Nicht leicht, damit umzugehen. Ich brauche wochenlange Disziplin und genaue Selbstkontrolle, um wieder etwas auf die Beine zu kommen. Bloß kein Fehler, kein Leichtsinn! Jeder Millimeter rauf ist harte Arbeit. Runter gehts mit einem Fingerschnippen. Und manches kann ich trotzdem nicht verhindern.
Ist das noch Leben? Was ist der Sinn? Diese Fragen zwingen sich auf. Und ich darf sie nicht zulassen. Ich kann diesen Zustand nicht dauerhaft ertragen, wenn ich eine Perspektive suche. Mit jeder Art von Hoffnung züchte ich die nächste Enttäuschung. Besser den Blick vom Horizont nehmen und auf die fünfzig Zentimeter vor meinen Füßen zwingen. Jetzt grade kann ich atmen. Ich hab keine Schmerzen. Ich leide weder Durst noch Hunger. Ich friere nicht und bin nicht unmittelbar bedroht. Alles andere ist irrelevant. Das Leben hat einen Radius von fünfzig Zentimetern. Dann einen Schritt weiter. Und dann wieder warten, bis die Kraft für den nächsten Schritt da ist.

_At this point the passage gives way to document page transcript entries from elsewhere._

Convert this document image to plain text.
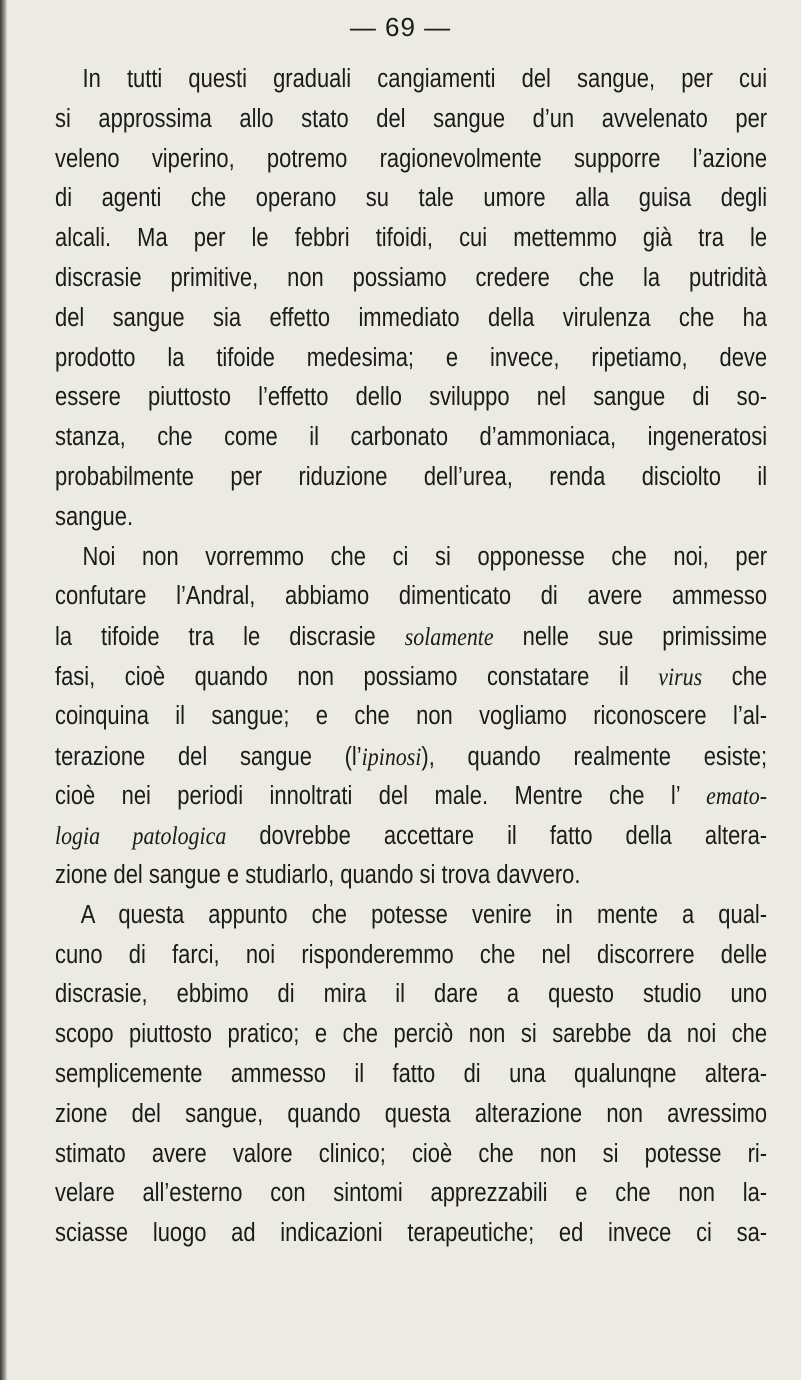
— 69 —
In tutti questi graduali cangiamenti del sangue, per cui
si approssima allo stato del sangue d’un avvelenato per
veleno viperino, potremo ragionevolmente supporre l’azione
di agenti che operano su tale umore alla guisa degli
alcali. Ma per le febbri tifoidi, cui mettemmo già tra le
discrasie primitive, non possiamo credere che la putridità
del sangue sia effetto immediato della virulenza che ha
prodotto la tifoide medesima; e invece, ripetiamo, deve
essere piuttosto l’effetto dello sviluppo nel sangue di so-
stanza, che come il carbonato d’ammoniaca, ingeneratosi
probabilmente per riduzione dell’urea, renda disciolto il
sangue.
Noi non vorremmo che ci si opponesse che noi, per
confutare l’Andral, abbiamo dimenticato di avere ammesso
la tifoide tra le discrasie solamente nelle sue primissime
fasi, cioè quando non possiamo constatare il virus che
coinquina il sangue; e che non vogliamo riconoscere l’al-
terazione del sangue (l’ipinosi), quando realmente esiste;
cioè nei periodi innoltrati del male. Mentre che l’ emato-
logia patologica dovrebbe accettare il fatto della altera-
zione del sangue e studiarlo, quando si trova davvero.
A questa appunto che potesse venire in mente a qual-
cuno di farci, noi risponderemmo che nel discorrere delle
discrasie, ebbimo di mira il dare a questo studio uno
scopo piuttosto pratico; e che perciò non si sarebbe da noi che
semplicemente ammesso il fatto di una qualunqne altera-
zione del sangue, quando questa alterazione non avressimo
stimato avere valore clinico; cioè che non si potesse ri-
velare all’esterno con sintomi apprezzabili e che non la-
sciasse luogo ad indicazioni terapeutiche; ed invece ci sa-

„Was ist jetzt?“ Das war die allererste Übung in meiner Coaching-Ausbildung: Was spüre ich jetzt grade? Was sehe ich? Was höre ich? Was denke ich? Was fühle ich? 100% Gegenwart. Wie ein Tier. So lange mir das gelingt, lebe ich. Sobald der Blick weiter nach vorne geht, entferne ich mich vom Leben. Dann sehe ich die ganzen Einschränkungen und Defizite, die mich behindern. Dann kommt die Sehnsucht nach einem Ort, wo ich nicht sein kann. Nach einem Leben, das ich nicht mehr habe. Dann werde ich zum Geist, zum Zombie.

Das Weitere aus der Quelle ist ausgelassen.